Она покачала головой.
— Я уже в том возрасте, когда лучше всего себя чувствуешь при приглушенном освещении.
Я понимал ее. Ведь она работает в государственных учреждениях, где яркий свет режет глаза правым и неправым, людям по обе стороны черты.
Моя знакомая из Регистра жителей — ее имя было Карин, а фамилия Бьерге, — как всегда, была практично одета. Темно-синие в широкую полоску брюки облегали привычные к конторским креслам широкие бедра, темно-красный вязаный приталенный жакет сочетался с белой блузкой, украшенной простой золотой брошью и зеленым поплиновым плащом, который она расстегнула, войдя в кабинет. Как мне показалось, со времени нашей последней встречи ее волосы стали короче, а лицо более усталым. Но ведь и времени прошло не так уж мало. Из практических соображений мы предпочитали общаться по телефону. А после одной ее довольно резкой реплики несколько лет тому назад я старался звонить только в крайних случаях. Но сейчас она сама позвонила с просьбой встретиться, и, по моим предположениям, сделала она это не для того, чтобы показать мне свой счет за телефон.

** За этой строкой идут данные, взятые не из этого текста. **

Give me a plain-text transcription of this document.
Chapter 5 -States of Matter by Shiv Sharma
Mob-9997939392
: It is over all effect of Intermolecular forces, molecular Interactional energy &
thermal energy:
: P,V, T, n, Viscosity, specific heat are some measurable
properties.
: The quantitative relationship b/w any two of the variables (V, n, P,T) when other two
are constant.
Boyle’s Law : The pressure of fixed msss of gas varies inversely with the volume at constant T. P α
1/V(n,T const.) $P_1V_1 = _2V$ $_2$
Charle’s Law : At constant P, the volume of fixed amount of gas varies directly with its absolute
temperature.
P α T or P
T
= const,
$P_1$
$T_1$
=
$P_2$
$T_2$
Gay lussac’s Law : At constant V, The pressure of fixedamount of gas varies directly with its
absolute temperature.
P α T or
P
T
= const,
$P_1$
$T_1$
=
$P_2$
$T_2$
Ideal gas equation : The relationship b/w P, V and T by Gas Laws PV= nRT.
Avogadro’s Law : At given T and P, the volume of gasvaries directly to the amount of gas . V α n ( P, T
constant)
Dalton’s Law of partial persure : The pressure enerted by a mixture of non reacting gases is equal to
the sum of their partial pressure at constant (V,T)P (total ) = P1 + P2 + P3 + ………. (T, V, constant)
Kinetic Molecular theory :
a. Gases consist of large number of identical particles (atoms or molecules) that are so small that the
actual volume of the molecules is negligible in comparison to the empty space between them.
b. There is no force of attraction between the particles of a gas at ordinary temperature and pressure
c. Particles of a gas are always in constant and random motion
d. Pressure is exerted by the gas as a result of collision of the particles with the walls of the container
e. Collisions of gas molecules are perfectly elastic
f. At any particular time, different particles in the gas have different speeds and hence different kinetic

Я встретил ее стоя у письменного стола. Пожал ее маленькую холодную руку.
— Кофе?
Она посмотрела на меня.
— Да, спасибо.
По ее взгляду я понял, что и она заметила на моем лице следы времени. А ведь более частые встречи могли бы избавить нас от таких вот неприятных минут.
Я варил кофе, а она пыталась поудобнее устроиться в моем старом кресле для клиентов. Теперь она на собственном опыте могла убедиться, что это не так-то и просто.
Я налил ей кофе и сел за стол.
Она убрала со лба светлый завиток волос, помолчала и выдавила:
— Дело касается Сирен.
— Я так и думал.
И тем не менее это был удар.
Сирен была одним из немногих удачных случаев из времен моей работы в Комитете по вопросам детства. Те важные сведения, которые я получал от своей знакомой из Регистра жителей, объяснялись не моим необыкновенным шармом, но тем, что она чувствовала себя обязанной мне. У нее была только одна сестра. И именно ее-то я и вытащил из помойной ямы, отмыл от грязи, дал сухую одежду и наставил на путь истинный. Все, что я слышал — до сегодняшнего дня, — указывало на то, что с того пути она не сходила.
Я сделал гримасу, которая должна была выразить сочувствие.
— Я думал, что у нее все в порядке.
— Так и было, Варг. До недавнего времени. — Она открыла свою темно-зеленую сумку и вытащила пачку сигарет.
— Здесь можно курить?
Я кивнул и подвинул к ней через стол вызывающе пустую пепельницу для клиентов.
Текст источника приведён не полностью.